A medida que Ethan se hundía más en el mar, sintió que era arrastrado a un lugar muy lejano.

Como era físicamente incapaz de oponer resistencia, renunció a intentar moverse y se dejó llevar por la corriente.

Eso fue lo último que recordó antes de que su mundo se cubriera de oscuridad.

De repente, sintió que algo le punzaba la mejilla repetidamente, despertándolo de su profundo letargo.

Quiso mover la mano para apartar de un manotazo la cosa molesta que le presionaba la cara como un botón, pero sentía el cuerpo tan pesado como el plomo.

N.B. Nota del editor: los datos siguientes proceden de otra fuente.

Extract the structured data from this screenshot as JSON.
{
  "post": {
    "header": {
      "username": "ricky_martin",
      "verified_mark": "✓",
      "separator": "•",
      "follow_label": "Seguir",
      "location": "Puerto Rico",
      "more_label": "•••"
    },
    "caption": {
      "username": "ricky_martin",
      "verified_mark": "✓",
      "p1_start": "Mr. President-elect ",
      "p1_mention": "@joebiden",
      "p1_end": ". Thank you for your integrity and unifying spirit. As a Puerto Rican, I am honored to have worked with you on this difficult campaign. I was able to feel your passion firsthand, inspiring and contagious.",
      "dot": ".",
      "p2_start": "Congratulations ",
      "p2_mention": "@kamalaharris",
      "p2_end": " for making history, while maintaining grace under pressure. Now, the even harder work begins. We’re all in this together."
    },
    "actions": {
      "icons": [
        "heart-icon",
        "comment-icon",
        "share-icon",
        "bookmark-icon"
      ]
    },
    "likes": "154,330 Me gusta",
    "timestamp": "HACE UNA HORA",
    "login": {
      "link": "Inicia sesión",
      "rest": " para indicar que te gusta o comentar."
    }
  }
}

Por más fuerza que intentara reunir, no podía ni levantar un dedo. Al ver que sus intentos fracasaban, pasó a forzar la apertura de sus ojos. Pero incluso eso era muy difícil de hacer.

Aun así, perseveró y, tras lo que pareció una eternidad, sus ojos se abrieron lentamente.

Al principio, su visión era un poco borrosa, pero al cabo de un minuto, vio a una persona familiar que lo miraba con una sonrisa divertida en el rostro.

—Qué gusto verte, Ethan —dijo el hombre extremadamente apuesto con una sonrisa pícara en su rostro—. Parece que nos estamos viendo muy a menudo últimamente. Acabo de verte en el Capítulo 429, y aquí estás de nuevo. ¿Acaso Chloe por fin se puso seria y te hizo estragos?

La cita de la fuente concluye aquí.